The fulcrum of his thesis is the US dollar. Zeberg is watching closely for a DXY bottom and then a surge to 117–120—“the wrecking ball ” that, in his telling, would hammer risk assets as global dollar demand spikes. “If we’re going to see somewhat of a crisis, all this debt will need to be settled in dollars,” he said, calling the greenback “still the cleanest shirt,” even if it is “getting quite nasty.” In that scenario, liquidity preference overwhelms risk appetite, credit tightens and deleveraging begins—especially outside the US, where dollar liabilities collide with local-currency cash flows.

He argues that monetary easing cannot ultimately forestall a cyclical turn once the real economy rolls over. Rate cuts may initially goose markets—“You’re going to see it running up really fast”—but then “the more wise people in the market” will infer weakness rather than salvation. He thinks the Fed will start with 25 basis points this month, while leaving open the possibility of a larger shock move.

Either way, he sees a relatively short deflationary bust—“six to nine months” in one formulation—followed by policy panic and, on the other side, a stagflationary phase in which “the tools of the Fed will become impotent.” He was caustic about the profession’s inflation priors, skewering what he called the “hubris” of micromanaging CPI to exactly 2% and ridiculing the decision to award Ben Bernanke a Nobel Prize for what he described as “reinventing money printing,” calling it “the most stupidest thing I’ve ever seen.”

Zeberg’s commodity framework slots into that sequence. He expects gold to do its “finest duty” during a liquidity crunch—get sold to raise cash—before it reprises 2008’s pattern with a steep drawdown, then a powerful recovery. He cited the 2008 analog of a roughly 33–35% peak-to-trough decline in gold and as much as 60% in silver before the policy response set a new leg higher.

Secularly, however, he projects gold “into the 2030s” at as much as $35,000 per ounce as negative real rates, balance-sheet expansion and an eventual “monetary reset” reprice money.
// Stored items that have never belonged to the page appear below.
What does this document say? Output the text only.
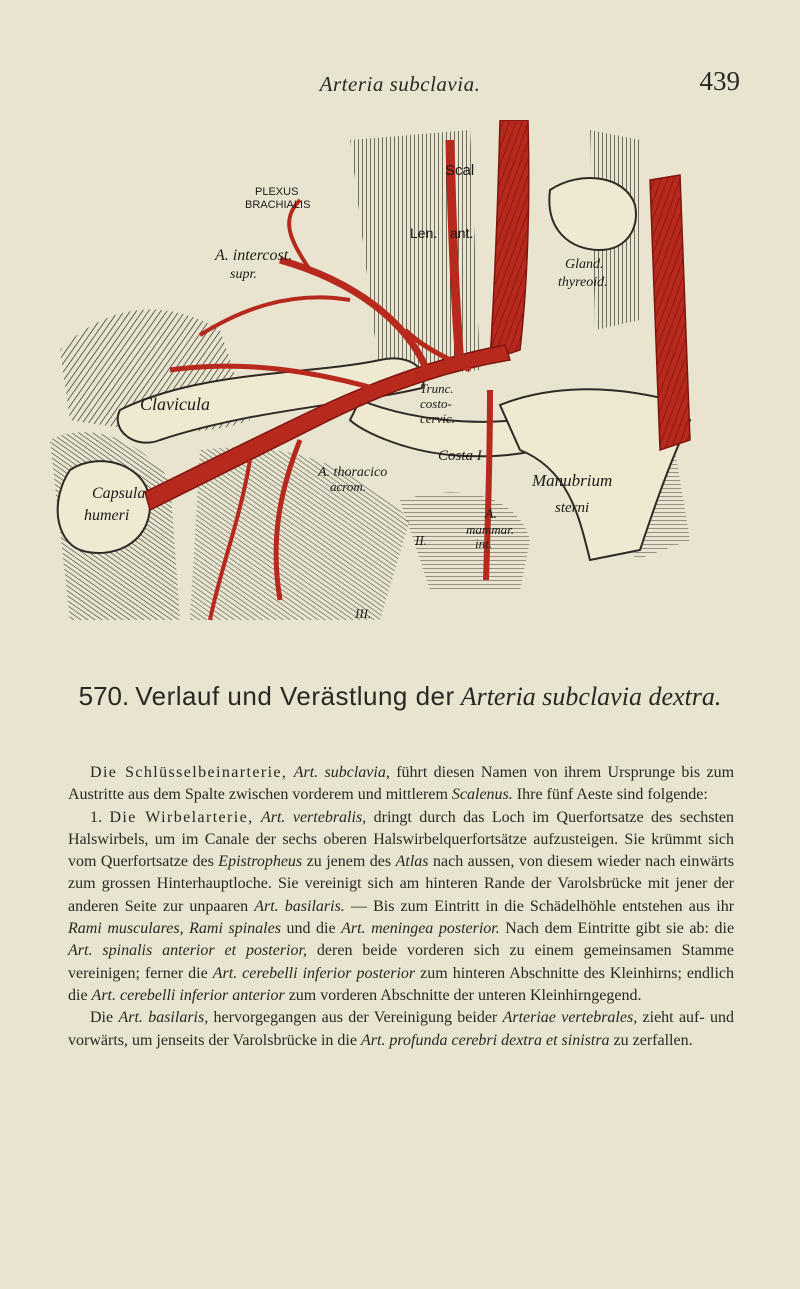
Arteria subclavia.	439
PLEXUS
BRACHIALIS
A. intercost.
supr.
Clavicula
Capsula
humeri
Gland.
thyreoid.
Trunc.
costo-
cervic.
Costa I
A. thoracico
acrom.	Manubrium
sterni
A.
mammar.
int.
II.
III.
Scal
ant.
Len.
570. Verlauf und Verästlung der Arteria subclavia dextra.

Die Schlüsselbeinarterie, Art. subclavia, führt diesen Namen von ihrem Ursprunge bis zum Austritte aus dem Spalte zwischen vorderem und mittlerem Scalenus. Ihre fünf Aeste sind folgende:

1. Die Wirbelarterie, Art. vertebralis, dringt durch das Loch im Querfortsatze des sechsten Halswirbels, um im Canale der sechs oberen Halswirbelquerfortsätze aufzusteigen. Sie krümmt sich vom Querfortsatze des Epistropheus zu jenem des Atlas nach aussen, von diesem wieder nach einwärts zum grossen Hinterhauptloche. Sie vereinigt sich am hinteren Rande der Varolsbrücke mit jener der anderen Seite zur unpaaren Art. basilaris. — Bis zum Eintritt in die Schädelhöhle entstehen aus ihr Rami musculares, Rami spinales und die Art. meningea posterior. Nach dem Eintritte gibt sie ab: die Art. spinalis anterior et posterior, deren beide vorderen sich zu einem gemeinsamen Stamme vereinigen; ferner die Art. cerebelli inferior posterior zum hinteren Abschnitte des Kleinhirns; endlich die Art. cerebelli inferior anterior zum vorderen Abschnitte der unteren Kleinhirngegend.

Die Art. basilaris, hervorgegangen aus der Vereinigung beider Arteriae vertebrales, zieht auf- und vorwärts, um jenseits der Varolsbrücke in die Art. profunda cerebri dextra et sinistra zu zerfallen.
That reset, in his vision, would anchor a new settlement system on gold and ledger-based rails—“a digital element to it,” but “not Bitcoin.”
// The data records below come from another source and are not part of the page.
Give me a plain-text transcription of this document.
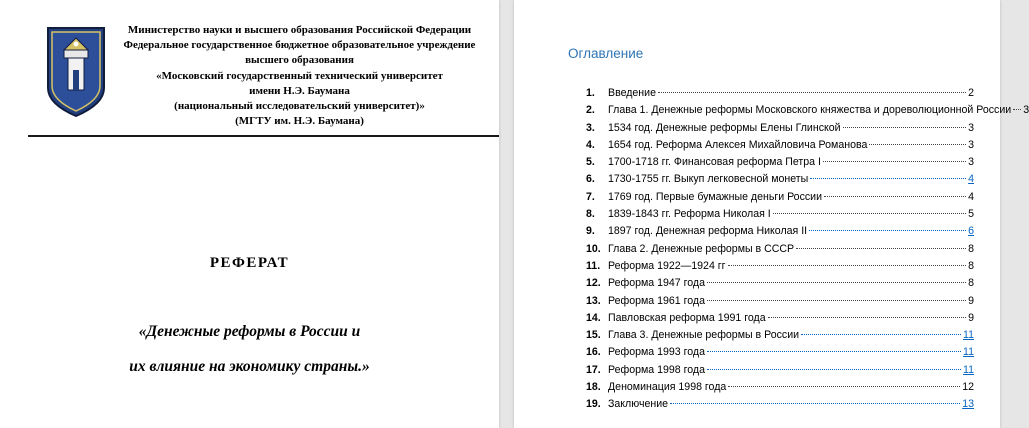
Министерство науки и высшего образования Российской Федерации
Федеральное государственное бюджетное образовательное учреждение
высшего образования
«Московский государственный технический университет
имени Н.Э. Баумана
(национальный исследовательский университет)»
(МГТУ им. Н.Э. Баумана)
РЕФЕРАТ
«Денежные реформы в России и
их влияние на экономику страны.»
Оглавление
1.	Введение	2
2.	Глава 1. Денежные реформы Московского княжества и дореволюционной России 3
3.	1534 год. Денежные реформы Елены Глинской	3
4.	1654 год. Реформа Алексея Михайловича Романова	3
5.	1700-1718 гг. Финансовая реформа Петра I	3
6.	1730-1755 гг. Выкуп легковесной монеты	4
7.	1769 год. Первые бумажные деньги России	4
8.	1839-1843 гг. Реформа Николая I	5
9.	1897 год. Денежная реформа Николая II	6
10. Глава 2. Денежные реформы в СССР	8
11. Реформа 1922—1924 гг	8
12. Реформа 1947 года	8
13. Реформа 1961 года	9
14. Павловская реформа 1991 года	9
15. Глава 3. Денежные реформы в России	11
16. Реформа 1993 года	11
17. Реформа 1998 года	11
18. Деноминация 1998 года	12
19. Заключение	13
Strategy: The Largest Ponzi In The Market?

On single-name risk, Zeberg delivered one of the interview’s most incendiary lines about Strategy (formerly MicroStrategy) , the largest corporate holder of Bitcoin. “I think we have the largest open Ponzi game when it comes to MicroStrategy,” he said. “Everybody needs to pile into the stock, then he can take on some more debt and he buys more Bitcoin.”

He tied the firm’s vulnerability to his macro template: if DXY heads to 120 and “the largest bubble in the world, the Nasdaq,” suffers an 85%-type drawdown, “Bitcoin is going to have a really, really bad period—and then that means MicroStrategy is going to have that.”
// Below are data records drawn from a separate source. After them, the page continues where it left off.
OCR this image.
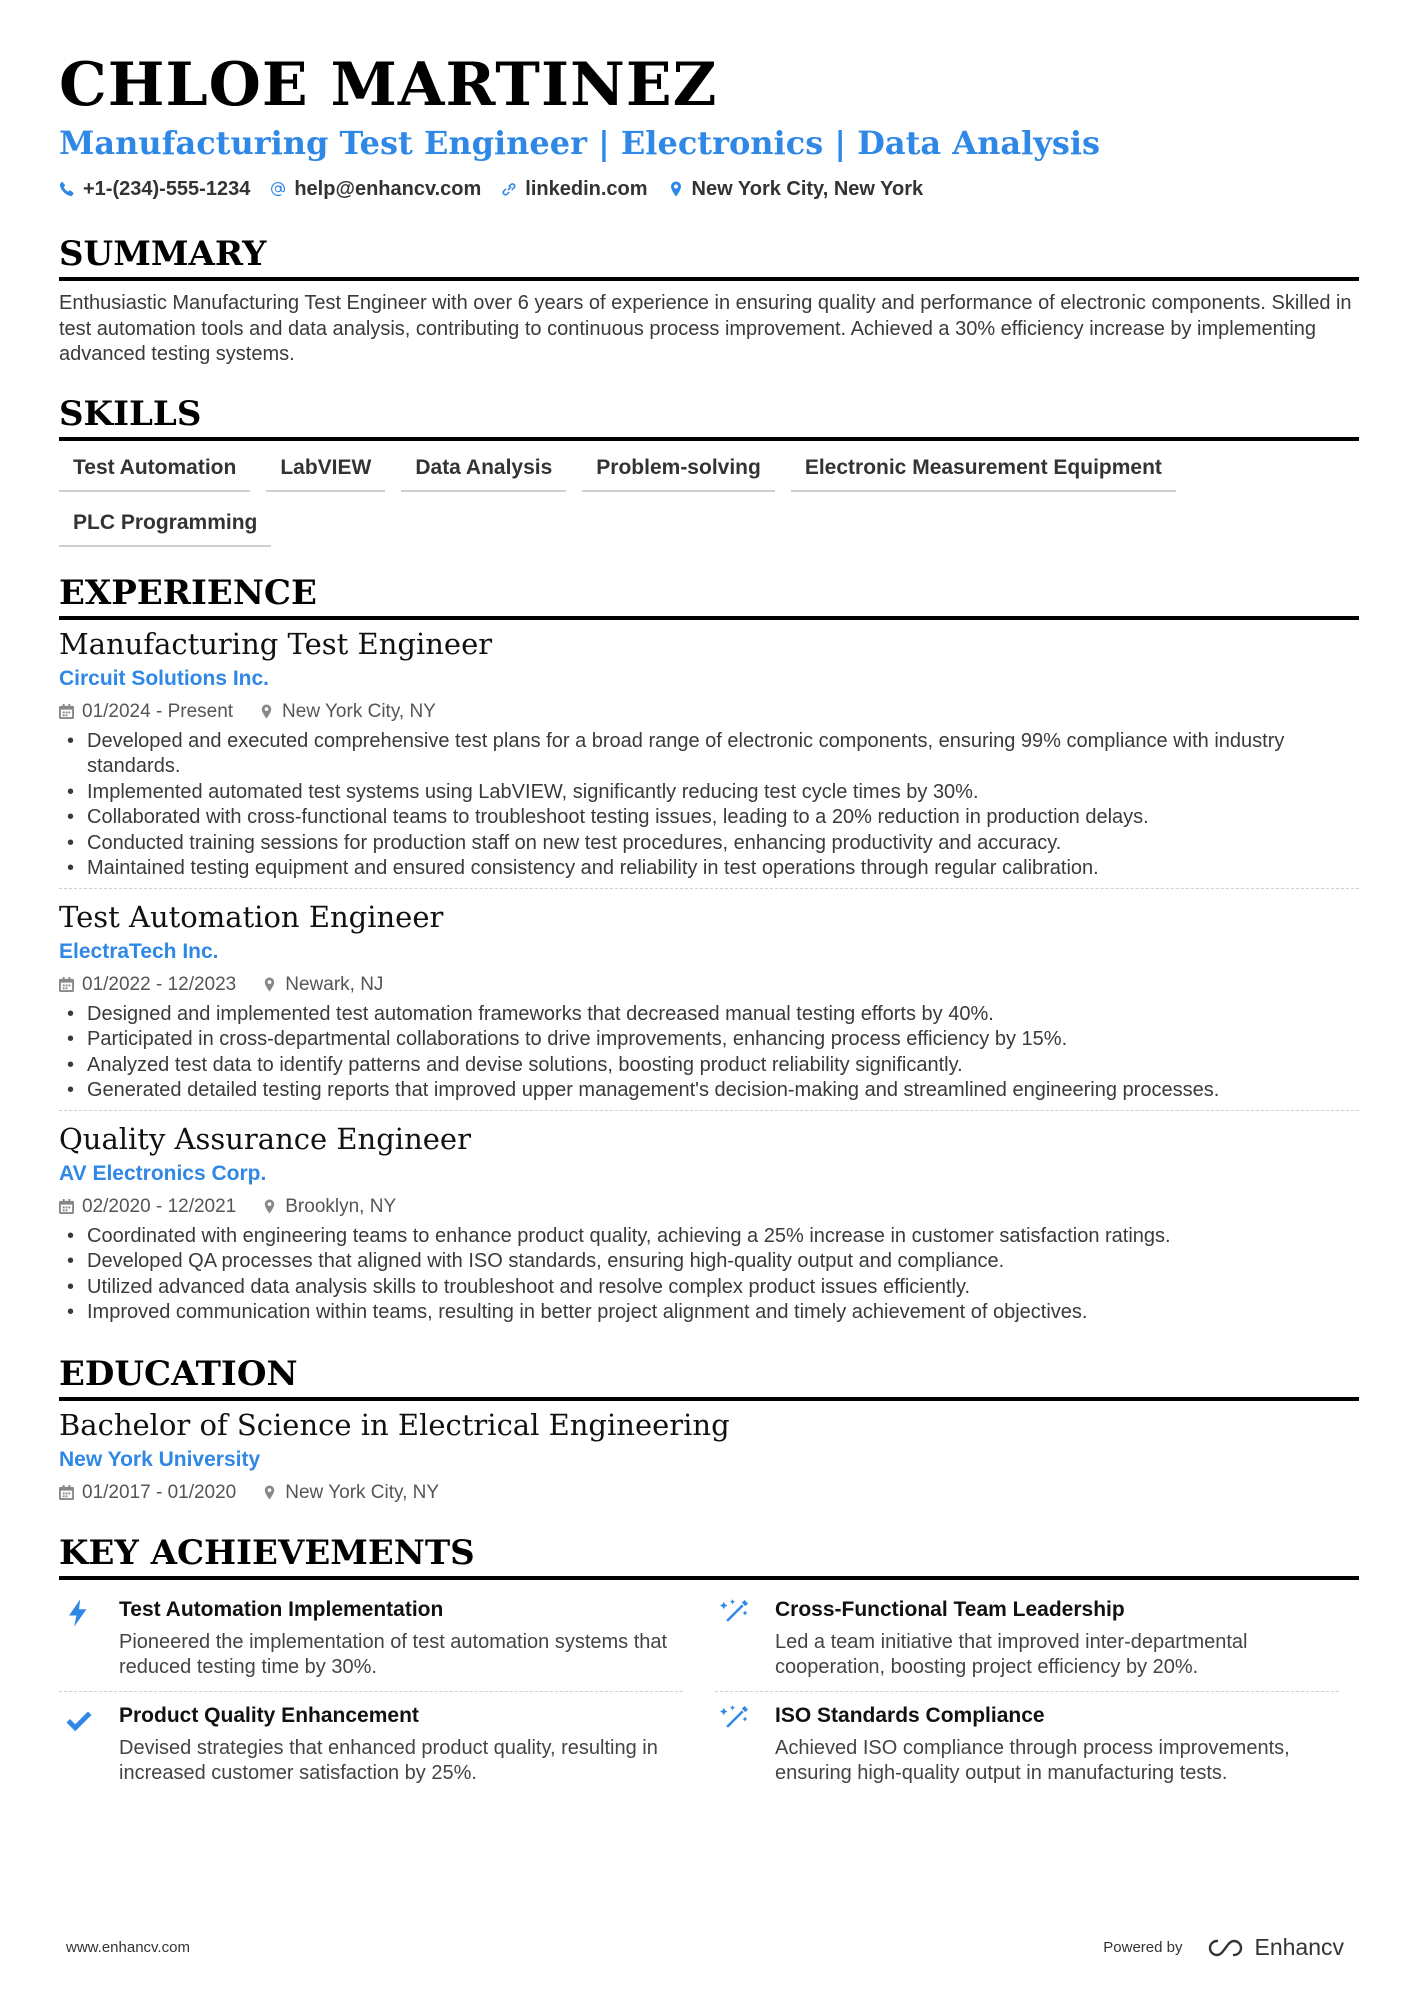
CHLOE MARTINEZ
Manufacturing Test Engineer | Electronics | Data Analysis
+1-(234)-555-1234 help@enhancv.com linkedin.com New York City, New York
SUMMARY

Enthusiastic Manufacturing Test Engineer with over 6 years of experience in ensuring quality and performance of electronic components. Skilled in test automation tools and data analysis, contributing to continuous process improvement. Achieved a 30% efficiency increase by implementing advanced testing systems.

SKILLS
Test Automation	LabVIEW	Data Analysis	Problem-solving	Electronic Measurement Equipment
PLC Programming
EXPERIENCE
Manufacturing Test Engineer
Circuit Solutions Inc.
01/2024 - Present	New York City, NY
• Developed and executed comprehensive test plans for a broad range of electronic components, ensuring 99% compliance with industry standards.
• Implemented automated test systems using LabVIEW, significantly reducing test cycle times by 30%.
• Collaborated with cross-functional teams to troubleshoot testing issues, leading to a 20% reduction in production delays.
• Conducted training sessions for production staff on new test procedures, enhancing productivity and accuracy.
• Maintained testing equipment and ensured consistency and reliability in test operations through regular calibration.
Test Automation Engineer
ElectraTech Inc.
01/2022 - 12/2023	Newark, NJ
• Designed and implemented test automation frameworks that decreased manual testing efforts by 40%.
• Participated in cross-departmental collaborations to drive improvements, enhancing process efficiency by 15%.
• Analyzed test data to identify patterns and devise solutions, boosting product reliability significantly.
• Generated detailed testing reports that improved upper management's decision-making and streamlined engineering processes.
Quality Assurance Engineer
AV Electronics Corp.
02/2020 - 12/2021	Brooklyn, NY
• Coordinated with engineering teams to enhance product quality, achieving a 25% increase in customer satisfaction ratings.
• Developed QA processes that aligned with ISO standards, ensuring high-quality output and compliance.
• Utilized advanced data analysis skills to troubleshoot and resolve complex product issues efficiently.
• Improved communication within teams, resulting in better project alignment and timely achievement of objectives.
EDUCATION
Bachelor of Science in Electrical Engineering
New York University
01/2017 - 01/2020	New York City, NY
KEY ACHIEVEMENTS
Test Automation Implementation
Pioneered the implementation of test automation systems that reduced testing time by 30%.
Cross-Functional Team Leadership
Led a team initiative that improved inter-departmental cooperation, boosting project efficiency by 20%.
Product Quality Enhancement
Devised strategies that enhanced product quality, resulting in increased customer satisfaction by 25%.
ISO Standards Compliance
Achieved ISO compliance through process improvements, ensuring high-quality output in manufacturing tests.
www.enhancv.com	Powered by	Enhancv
He called the structure “the largest house of cards we have seen in a long time” and warned that an unwind would be “really, really bad for people who think they can just hold on to it.” The characterization was his alone; he did not present evidence beyond his cyclical and balance-sheet logic, and his remarks were framed within his broader melt-up-then-bust scenario.

Beyond headline tokens, Zeberg argued that “99%” of crypto projects will ultimately fail, with only a handful emerging like the Amazons that survived the dot-com washout. He distinguished between speculative coins and blockchain projects that deliver real-world utility, while cautioning that “this rampant speculation” has been prolonged by an era of easy money.

As for timing catalysts, Zeberg downplayed the idea of a single trigger and instead described an environment that “becomes toxic” as high rates, falling real income and climbing delinquencies pressure banks and corporates. He is monitoring front-end yields—which he says have begun to “break some levels”—credit spreads, and the dollar’s turn.

He also noted that large-cap tech’s earnings concentration has “distorted” the market and that even quality small-cap tech is likely to be dragged lower in an indiscriminate unwind. The first stage, however, remains higher. “It’s a self-propelling cycle,” he said of the melt-up, powered by FOMO and the belief that “the Fed has got our back.”

At press time, BTC traded at $111,528.